The Legislature has clearly designated the funds involved as ‘cash funds’ and we find no express constitutional restriction upon the supreme power of the Legislature to deal with public revenues of any type prior to the time such revenues are placed in the state treasury. Therefore, since the Constitution is a restriction upon the otherwise supreme power of the Legislature rather than a grant of power to the Legislature, there would appear to be no sound constitutional reason for nullifying the express legislative action in this particular. Furthermore, these funds clearly qualify as moneys received from sources other than taxes, as that term is ordinarily used.” (Emphasis supplied).

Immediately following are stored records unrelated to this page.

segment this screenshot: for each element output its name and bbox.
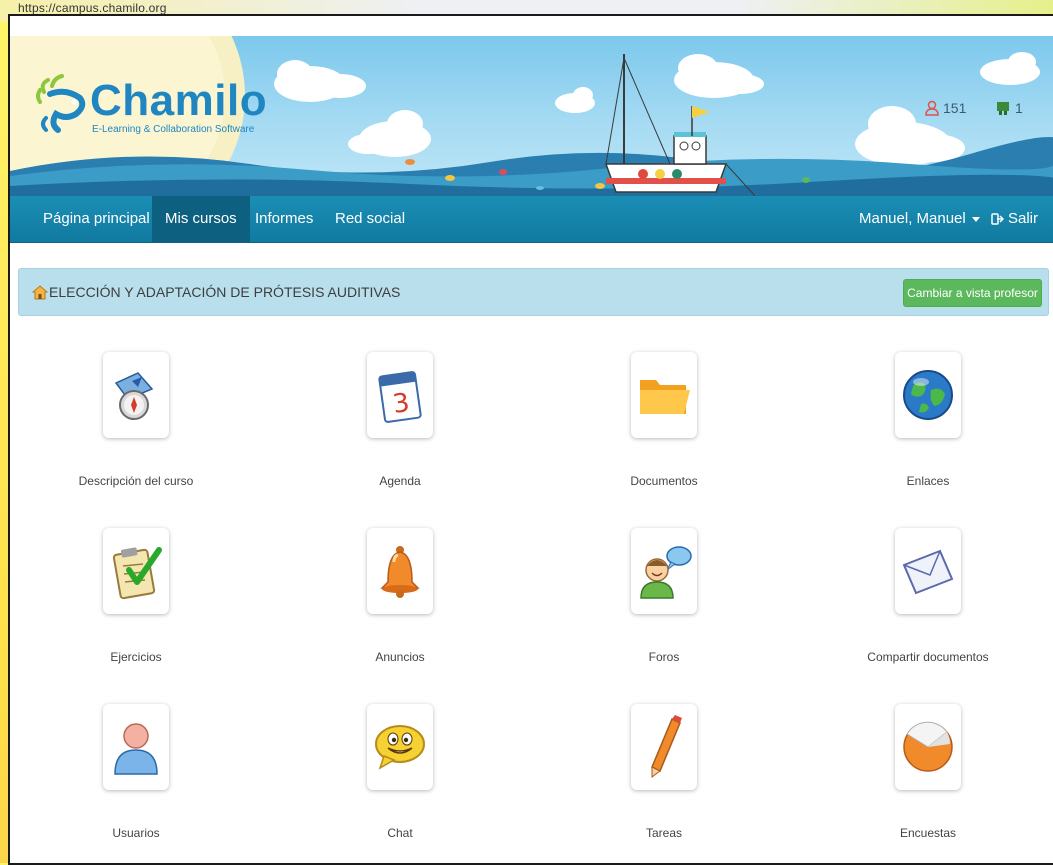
- tool-share-documents[interactable]: Compartir documentos: [828, 528, 1028, 664]
- chamilo-logo-icon: [36, 74, 86, 133]
- tool-label[interactable]: Agenda: [300, 474, 500, 488]
- tool-label[interactable]: Ejercicios: [36, 650, 236, 664]
- tool-documents[interactable]: Documentos: [564, 352, 764, 488]
- nav-social[interactable]: Red social: [322, 196, 418, 242]
- tool-links[interactable]: Enlaces: [828, 352, 1028, 488]
- chat-smiley-icon: [375, 725, 425, 770]
- tool-label[interactable]: Compartir documentos: [828, 650, 1028, 664]
- folder-icon: [640, 380, 690, 414]
- pencil-icon: [651, 715, 682, 778]
- tool-icon-box[interactable]: 3: [367, 352, 433, 438]
- nav-my-courses[interactable]: Mis cursos: [152, 196, 250, 242]
- compass-icon: [114, 372, 154, 420]
- tool-chat[interactable]: Chat: [300, 704, 500, 840]
- tool-label[interactable]: Foros: [564, 650, 764, 664]
- users-group-icon: [997, 102, 1009, 115]
- tool-icon-box[interactable]: [367, 528, 433, 614]
- messages-count: 1: [1015, 100, 1023, 116]
- tool-label[interactable]: Usuarios: [36, 826, 236, 840]
- tool-label[interactable]: Enlaces: [828, 474, 1028, 488]
- nav-home[interactable]: Página principal: [30, 196, 163, 242]
- home-icon[interactable]: [32, 285, 48, 300]
- online-count: 151: [943, 100, 967, 116]
- user-icon: [114, 723, 158, 775]
- header-banner: Chamilo E-Learning & Collaboration Softw…: [10, 36, 1053, 196]
- logout-link[interactable]: Salir: [978, 196, 1051, 242]
- tool-label[interactable]: Descripción del curso: [36, 474, 236, 488]
- messages-link[interactable]: 1: [995, 100, 1023, 116]
- tool-icon-box[interactable]: [895, 528, 961, 614]
- browser-url: https://campus.chamilo.org: [18, 1, 167, 15]
- tool-forums[interactable]: Foros: [564, 528, 764, 664]
- tool-exercises[interactable]: Ejercicios: [36, 528, 236, 664]
- main-navbar: Página principal Mis cursos Informes Red…: [10, 196, 1053, 243]
- tool-icon-box[interactable]: [367, 704, 433, 790]
- forum-icon: [640, 546, 692, 599]
- logo-title[interactable]: Chamilo: [90, 76, 267, 126]
- logout-label: Salir: [1008, 210, 1039, 227]
- bell-icon: [380, 546, 420, 598]
- user-outline-icon: [925, 100, 939, 116]
- user-menu-label: Manuel, Manuel: [859, 210, 966, 227]
- tool-users[interactable]: Usuarios: [36, 704, 236, 840]
- logo-subtitle: E-Learning & Collaboration Software: [92, 124, 255, 135]
- envelope-icon: [902, 549, 954, 595]
- tool-icon-box[interactable]: [631, 704, 697, 790]
- tool-icon-box[interactable]: [103, 352, 169, 438]
- course-title: ELECCIÓN Y ADAPTACIÓN DE PRÓTESIS AUDITI…: [49, 284, 401, 300]
- nav-reports[interactable]: Informes: [242, 196, 326, 242]
- tool-surveys[interactable]: Encuestas: [828, 704, 1028, 840]
- tool-icon-box[interactable]: [895, 704, 961, 790]
- user-menu[interactable]: Manuel, Manuel: [846, 196, 993, 242]
- tool-label[interactable]: Chat: [300, 826, 500, 840]
- pie-chart-icon: [903, 721, 953, 772]
- online-users-link[interactable]: 151: [925, 100, 966, 116]
- tool-label[interactable]: Anuncios: [300, 650, 500, 664]
- globe-icon: [903, 370, 953, 420]
- tool-label[interactable]: Documentos: [564, 474, 764, 488]
- tool-icon-box[interactable]: [103, 528, 169, 614]
- tool-icon-box[interactable]: [895, 352, 961, 438]
- tool-icon-box[interactable]: [103, 704, 169, 790]
- course-header: ELECCIÓN Y ADAPTACIÓN DE PRÓTESIS AUDITI…: [18, 268, 1049, 316]
- tool-agenda[interactable]: 3 Agenda: [300, 352, 500, 488]
- tool-assignments[interactable]: Tareas: [564, 704, 764, 840]
- tool-icon-box[interactable]: [631, 352, 697, 438]
- calendar-icon: 3: [378, 371, 422, 423]
- sign-out-icon: [991, 213, 1005, 225]
- tool-label[interactable]: Encuestas: [828, 826, 1028, 840]
- checklist-icon: [112, 547, 162, 600]
- app-window: Chamilo E-Learning & Collaboration Softw…: [8, 14, 1053, 865]
- tool-label[interactable]: Tareas: [564, 826, 764, 840]
- tool-course-description[interactable]: Descripción del curso: [36, 352, 236, 488]
- tool-icon-box[interactable]: [631, 528, 697, 614]
- tool-announcements[interactable]: Anuncios: [300, 528, 500, 664]
- switch-teacher-view-button[interactable]: Cambiar a vista profesor: [903, 279, 1042, 307]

McArthur is typical of the cases cited to us as well as the cases we have found, and none of them say whether state revenues from excise taxes must be appropriated in order to be used before they reach the state treasury. On the contrary, all of our cases approving distribution and use without appropriation have carefully distinguished special and cash funds from state revenues, and have held that special or cash funds need not go into the state treasury and need not be appropriated out.

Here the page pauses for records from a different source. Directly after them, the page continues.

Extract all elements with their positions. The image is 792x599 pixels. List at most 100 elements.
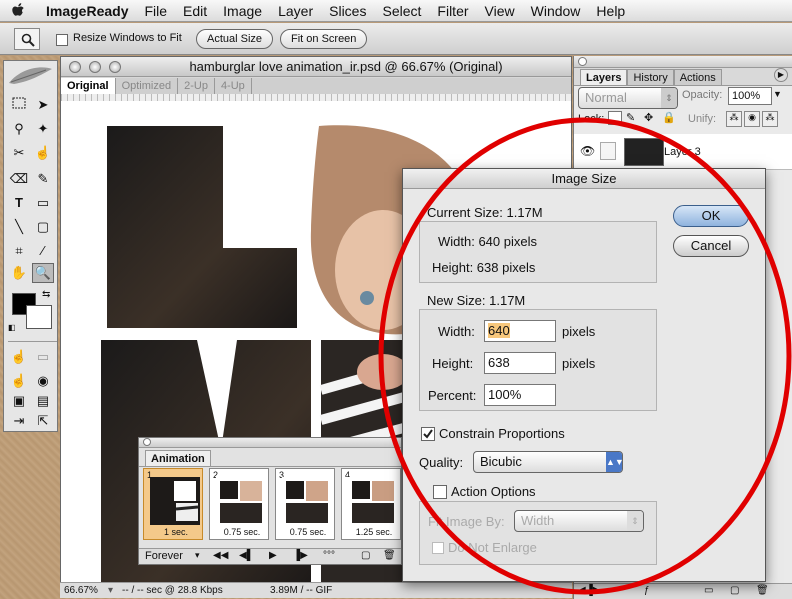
swap-colors-icon[interactable]: ⇆ [42, 289, 50, 300]
eye-icon[interactable]: 👁 [580, 144, 595, 158]
do-not-enlarge-checkbox[interactable] [432, 542, 444, 554]
image-map-tool-icon[interactable]: ☝ [8, 347, 30, 367]
magic-wand-tool-icon[interactable]: ✦ [32, 119, 54, 139]
duplicate-frame-icon[interactable]: ▢ [361, 550, 370, 561]
zoom-level[interactable]: 66.67% [64, 583, 98, 598]
animation-titlebar[interactable] [139, 438, 401, 448]
layers-palette-titlebar[interactable] [574, 56, 792, 68]
palette-close-icon[interactable] [578, 57, 587, 66]
menu-file[interactable]: File [136, 3, 175, 19]
zoom-tool-icon[interactable]: 🔍 [32, 263, 54, 283]
rollover-preview-icon[interactable]: ☝ [8, 371, 30, 391]
edit-in-photoshop-icon[interactable]: ⇥ [8, 411, 30, 431]
rectangle-tool-icon[interactable]: ▭ [32, 193, 54, 213]
menu-select[interactable]: Select [374, 3, 429, 19]
eraser-tool-icon[interactable]: ⌫ [8, 169, 30, 189]
previous-frame-icon[interactable]: ◀▌ [239, 550, 254, 561]
height-field[interactable]: 638 [484, 352, 556, 374]
menu-view[interactable]: View [477, 3, 523, 19]
tab-history[interactable]: History [627, 69, 674, 86]
slice-tool-icon[interactable]: ✂ [8, 143, 30, 163]
background-color-swatch[interactable] [26, 305, 52, 329]
play-icon[interactable]: ▶ [269, 550, 277, 561]
zoom-window-icon[interactable] [109, 61, 121, 73]
tab-animation[interactable]: Animation [145, 450, 211, 467]
type-tool-icon[interactable]: T [8, 193, 30, 213]
animation-frame-2[interactable]: 2 0.75 sec. [209, 468, 269, 540]
tab-2-up[interactable]: 2-Up [178, 78, 215, 94]
layer-link-box[interactable] [600, 142, 616, 160]
lock-all-icon[interactable]: 🔒 [662, 111, 676, 124]
tab-optimized[interactable]: Optimized [116, 78, 179, 94]
standard-screen-mode-icon[interactable]: ▣ [8, 391, 30, 411]
crop-tool-icon[interactable]: ⌗ [8, 241, 30, 261]
hand-tool-icon[interactable]: ✋ [8, 263, 30, 283]
width-field[interactable]: 640 [484, 320, 556, 342]
action-options-checkbox[interactable] [433, 485, 447, 499]
fit-on-screen-button[interactable]: Fit on Screen [280, 29, 368, 49]
frame-delay[interactable]: 1.25 sec. [346, 527, 402, 537]
lasso-tool-icon[interactable]: ⚲ [8, 119, 30, 139]
line-tool-icon[interactable]: ╲ [8, 217, 30, 237]
resize-windows-checkbox[interactable] [56, 34, 68, 46]
tab-actions[interactable]: Actions [673, 69, 722, 86]
brush-tool-icon[interactable]: ✎ [32, 169, 54, 189]
percent-field[interactable]: 100% [484, 384, 556, 406]
status-dropdown-icon[interactable]: ▾ [108, 583, 113, 598]
menu-window[interactable]: Window [523, 3, 589, 19]
animation-frame-1[interactable]: 1 1 sec. [143, 468, 203, 540]
ok-button[interactable]: OK [673, 205, 749, 227]
first-frame-icon[interactable]: ◀◀ [213, 550, 228, 561]
loop-select[interactable]: Forever [145, 550, 183, 562]
chevron-down-icon[interactable]: ▾ [195, 550, 200, 561]
layer-style-icon[interactable]: ƒ [644, 585, 650, 596]
eyedropper-tool-icon[interactable]: ⁄ [32, 241, 54, 261]
tab-4-up[interactable]: 4-Up [215, 78, 252, 94]
marquee-tool-icon[interactable] [8, 95, 30, 115]
menu-edit[interactable]: Edit [175, 3, 215, 19]
animation-frame-4[interactable]: 4 1.25 sec. [341, 468, 401, 540]
zoom-tool-preset[interactable] [14, 28, 40, 50]
menu-app-name[interactable]: ImageReady [38, 3, 136, 19]
preview-in-browser-icon[interactable]: ◉ [32, 371, 54, 391]
palette-menu-icon[interactable]: ▶ [774, 68, 788, 82]
quality-select[interactable]: Bicubic ▲▼ [473, 451, 624, 473]
new-folder-icon[interactable]: ▭ [704, 585, 713, 596]
tab-layers[interactable]: Layers [580, 69, 628, 86]
slice-select-tool-icon[interactable]: ☝ [32, 143, 54, 163]
full-screen-mode-icon[interactable]: ▤ [32, 391, 54, 411]
cancel-button[interactable]: Cancel [673, 235, 749, 257]
frame-nav-icon[interactable]: ◀▐▶ [578, 585, 600, 596]
fit-image-by-select[interactable]: Width ⇕ [514, 510, 644, 532]
trash-icon[interactable]: 🗑 [756, 585, 769, 596]
frame-delay[interactable]: 0.75 sec. [280, 527, 336, 537]
document-title-bar[interactable]: hamburglar love animation_ir.psd @ 66.67… [61, 57, 571, 77]
next-frame-icon[interactable]: ▐▶ [293, 550, 308, 561]
default-colors-icon[interactable]: ◧ [8, 323, 16, 332]
animation-frame-3[interactable]: 3 0.75 sec. [275, 468, 335, 540]
menu-slices[interactable]: Slices [321, 3, 374, 19]
photoshop-jump-icon[interactable]: ⇱ [32, 411, 54, 431]
lock-transparency-icon[interactable] [608, 111, 622, 125]
opacity-field[interactable]: 100% [728, 87, 772, 105]
unify-visibility-icon[interactable]: ◉ [744, 111, 760, 127]
close-window-icon[interactable] [69, 61, 81, 73]
move-tool-icon[interactable]: ➤ [32, 95, 54, 115]
layer-row[interactable]: 👁 Layer 3 [574, 134, 792, 170]
constrain-proportions-checkbox[interactable] [421, 427, 435, 441]
menu-help[interactable]: Help [588, 3, 633, 19]
rounded-rect-tool-icon[interactable]: ▢ [32, 217, 54, 237]
actual-size-button[interactable]: Actual Size [196, 29, 274, 49]
new-layer-icon[interactable]: ▢ [730, 585, 739, 596]
lock-pixels-icon[interactable]: ✎ [626, 111, 635, 124]
tab-original[interactable]: Original [61, 78, 116, 94]
toggle-slices-icon[interactable]: ▭ [32, 347, 54, 367]
menu-filter[interactable]: Filter [429, 3, 476, 19]
lock-position-icon[interactable]: ✥ [644, 111, 653, 124]
menu-image[interactable]: Image [215, 3, 270, 19]
minimize-window-icon[interactable] [89, 61, 101, 73]
apple-icon[interactable] [12, 2, 32, 19]
frame-delay[interactable]: 0.75 sec. [214, 527, 270, 537]
unify-position-icon[interactable]: ⁂ [726, 111, 742, 127]
unify-style-icon[interactable]: ⁂ [762, 111, 778, 127]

The funds derived from the excise tax levied under Act 239 are clearly state revenue and clearly within the prohibition of Amendment 20 if they are paid into the state treasury. Such funds are as much the revenues of the state as if they are deposited in the state treasurer’s office, or by the state treasurer deposited in banks, and for the purpose of appropriation it might be argued with considerable logic, that state revenues from an excise tax should be considered as in the state treasury when it has been collected by the Commissioner of Revenues and held in banks or elsewhere. But in Gipson v. Ingram, supra, in connection with “treasury” as used in Article 16, § 12, Mr. Justice McFaddin, speaking for the court said:

“The constitutional provisions, as above quoted, refer to ‘the treasury.’ The case of Straub v. Gordon, 27 Ark. 625 holds that ‘the treasury’ means the state treasury. So the constitutional language ‘no money shall be paid out of (withdrawn from) the treasury. . .’ necessarily refers only to money that has reached the state treasury, and does not refer to money held elsewhere.”

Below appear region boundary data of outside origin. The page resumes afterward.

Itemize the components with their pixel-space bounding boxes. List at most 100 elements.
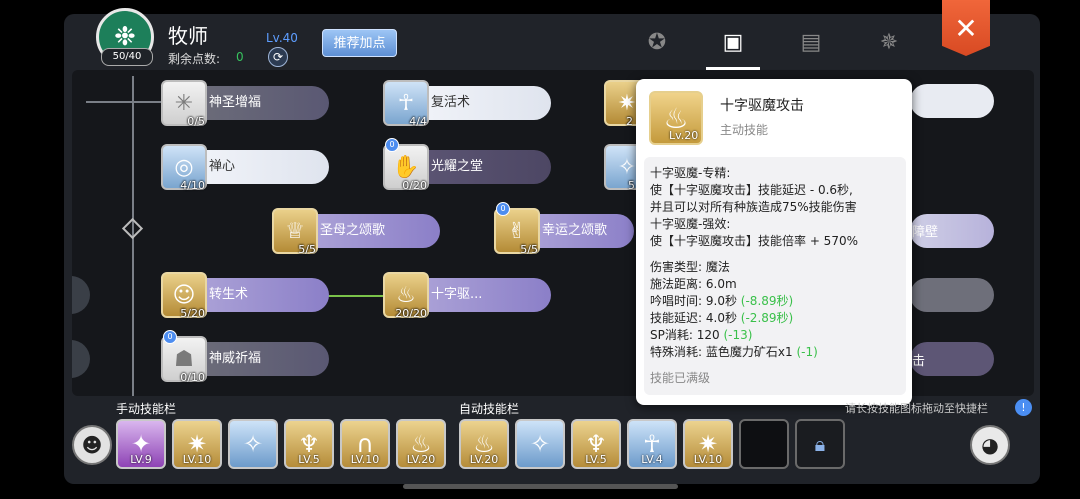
stat-reduction: (-13)	[723, 328, 753, 342]
stat-label: 特殊消耗:	[650, 345, 703, 359]
tooltip-line: 并且可以对所有种族造成75%技能伤害	[650, 200, 857, 214]
auto-slot[interactable]: ✷ LV.10	[683, 419, 733, 469]
skill-level: 20/20	[395, 307, 427, 320]
skill-name: 转生术	[209, 287, 249, 302]
stat-label: 吟唱时间:	[650, 294, 703, 308]
manual-slot[interactable]: ✷ LV.10	[172, 419, 222, 469]
skill-name: 十字驱...	[431, 287, 483, 302]
upgrade-badge-icon: 0	[496, 202, 510, 216]
tooltip-title: 十字驱魔攻击	[720, 98, 804, 114]
toggle-auto-button[interactable]: ◕	[970, 425, 1010, 465]
stat-value: 4.0秒	[705, 311, 737, 325]
slot-level: LV.20	[406, 453, 436, 466]
skill-book-icon[interactable]: ▣	[716, 28, 750, 58]
stat-value: 120	[696, 328, 720, 342]
tooltip-level: Lv.20	[669, 129, 699, 142]
auto-bar-label: 自动技能栏	[459, 402, 520, 416]
lock-icon: 🔒︎	[814, 432, 826, 456]
slot-level: LV.10	[350, 453, 380, 466]
skill-node[interactable]: 圣母之颂歌 ♕ 5/5	[272, 208, 440, 256]
slot-level: LV.10	[693, 453, 723, 466]
tooltip-line: 十字驱魔-强效:	[650, 217, 731, 231]
slot-level: LV.5	[298, 453, 320, 466]
skill-level: 0/5	[187, 115, 205, 128]
manual-slot[interactable]: ✦ LV.9	[116, 419, 166, 469]
skill-node[interactable]: 光耀之堂 ✋ 0 0/20	[383, 138, 551, 192]
tooltip-line: 使【十字驱魔攻击】技能延迟 - 0.6秒,	[650, 183, 853, 197]
manual-slot[interactable]: ♆ LV.5	[284, 419, 334, 469]
skill-node[interactable]: 禅心 ◎ 4/10	[161, 144, 329, 192]
manual-slot[interactable]: ♨ LV.20	[396, 419, 446, 469]
blue-ring-icon: ✧	[529, 430, 551, 458]
stat-label: 伤害类型:	[650, 260, 703, 274]
tree-connector	[328, 295, 386, 297]
recommend-points-button[interactable]: 推荐加点	[322, 29, 397, 57]
skill-name: 禅心	[209, 159, 236, 174]
auto-slot[interactable]: ♆ LV.5	[571, 419, 621, 469]
manual-bar-label: 手动技能栏	[116, 402, 177, 416]
slot-level: LV.20	[469, 453, 499, 466]
manual-slot[interactable]: ∩ LV.10	[340, 419, 390, 469]
tooltip-line: 十字驱魔-专精:	[650, 166, 731, 180]
tree-diamond-ornament	[121, 217, 144, 240]
skill-node[interactable]: 神威祈福 ☗ 0 0/10	[161, 330, 329, 384]
auto-slot[interactable]: ☥ LV.4	[627, 419, 677, 469]
close-icon[interactable]: ✕	[942, 0, 990, 56]
skill-name: 神威祈福	[209, 351, 262, 366]
auto-slot-locked[interactable]: 🔒︎	[795, 419, 845, 469]
skill-name: 幸运之颂歌	[542, 223, 608, 238]
auto-slot[interactable]: ✧	[515, 419, 565, 469]
stat-row: 施法距离: 6.0m	[650, 276, 737, 292]
stat-value: 魔法	[705, 260, 730, 274]
stat-label: SP消耗:	[650, 328, 693, 342]
skill-name: 圣母之颂歌	[320, 223, 386, 238]
avatar-count: 50/40	[101, 48, 153, 66]
toggle-manual-button[interactable]: ☻	[72, 425, 112, 465]
stat-reduction: (-2.89秒)	[740, 311, 794, 325]
slot-level: LV.4	[641, 453, 663, 466]
stat-label: 施法距离:	[650, 277, 703, 291]
skill-name-partial: 障壁	[912, 225, 939, 240]
skill-node[interactable]: 转生术 ☺ 5/20	[161, 272, 329, 320]
character-star-icon[interactable]: ✪	[640, 28, 674, 58]
skill-level: 4/10	[180, 179, 205, 192]
skill-name: 光耀之堂	[431, 159, 484, 174]
tooltip-body: 十字驱魔-专精: 使【十字驱魔攻击】技能延迟 - 0.6秒, 并且可以对所有种族…	[644, 157, 906, 395]
skill-level: 0/10	[180, 371, 205, 384]
info-icon[interactable]: !	[1015, 399, 1032, 416]
stat-value: 6.0m	[705, 277, 737, 291]
slot-level: LV.10	[182, 453, 212, 466]
class-name: 牧师	[168, 24, 208, 48]
skill-node[interactable]: 幸运之颂歌 ✌ 0 5/5	[494, 202, 634, 256]
upgrade-badge-icon: 0	[385, 138, 399, 152]
stat-row: 技能延迟: 4.0秒 (-2.89秒)	[650, 310, 793, 326]
skill-node[interactable]: 神圣增福 ✳ 0/5	[161, 80, 329, 128]
skill-level: 5/5	[298, 243, 316, 256]
skill-pill-partial[interactable]	[910, 84, 994, 118]
stat-reduction: (-8.89秒)	[740, 294, 794, 308]
stat-row: 伤害类型: 魔法	[650, 259, 730, 275]
stat-row: 特殊消耗: 蓝色魔力矿石x1 (-1)	[650, 344, 818, 360]
auto-slot-empty[interactable]	[739, 419, 789, 469]
scrollbar[interactable]	[403, 484, 678, 489]
stat-reduction: (-1)	[796, 345, 818, 359]
stat-label: 技能延迟:	[650, 311, 703, 325]
bookmark-book-icon[interactable]: ▤	[794, 28, 828, 58]
skill-node[interactable]: 复活术 ☥ 4/4	[383, 80, 551, 128]
tree-connector	[86, 101, 166, 103]
upgrade-badge-icon: 0	[163, 330, 177, 344]
skill-name: 神圣增福	[209, 95, 262, 110]
stat-value: 9.0秒	[705, 294, 737, 308]
skill-tooltip: ♨ Lv.20 十字驱魔攻击 主动技能 十字驱魔-专精: 使【十字驱魔攻击】技能…	[636, 79, 912, 405]
refresh-icon[interactable]: ⟳	[268, 47, 288, 67]
winged-emblem-icon[interactable]: ✵	[872, 28, 906, 58]
stat-value: 蓝色魔力矿石x1	[705, 345, 793, 359]
tooltip-skill-type: 主动技能	[720, 123, 769, 137]
auto-slot[interactable]: ♨ LV.20	[459, 419, 509, 469]
skill-node[interactable]: 十字驱... ♨ 20/20	[383, 272, 551, 320]
skill-level: 5/20	[180, 307, 205, 320]
skill-pill-partial[interactable]	[910, 278, 994, 312]
manual-slot[interactable]: ✧	[228, 419, 278, 469]
points-label: 剩余点数:	[168, 52, 221, 66]
slot-level: LV.5	[585, 453, 607, 466]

A footnote in Gipson states:

“Straub v. Gordon involved a provision of the Arkansas Constitution of 1868. The opinion was delivered in 1872, so the definition of ‘treasury’ had been judicially determined before those words were employed in our present Constitution of 1874.”

We prefer to tread lightly and with caution when we approach the division line between the judicial and legislative authority and functions. While we prefer to answer the original question now, we do so on the side of caution. We recognize the legislature’s authority to redirect the manner of withdrawal and disbursement of the funds levied under Act 239 and deposited in a bank or banks by the Commissioner of Revenues. We also recognize the legislature’s inability to retrieve the funds once they are withdrawn and used. We, therefore, hold that the funds held by the Commissioner of Revenues subject to withdrawal under subsections (2) and (3) must be maintained in their present status pending further directions from the legislature.

Affirmed in part and reversed in part.

Harris, C. J., George Rose Smith and Byrd, JJ., would adhere to their original view and would deny rehearing.

Section 6 (a) provides for reimbursement into the state treasury and § 6 (b) provides that 20% be paid into the treasury.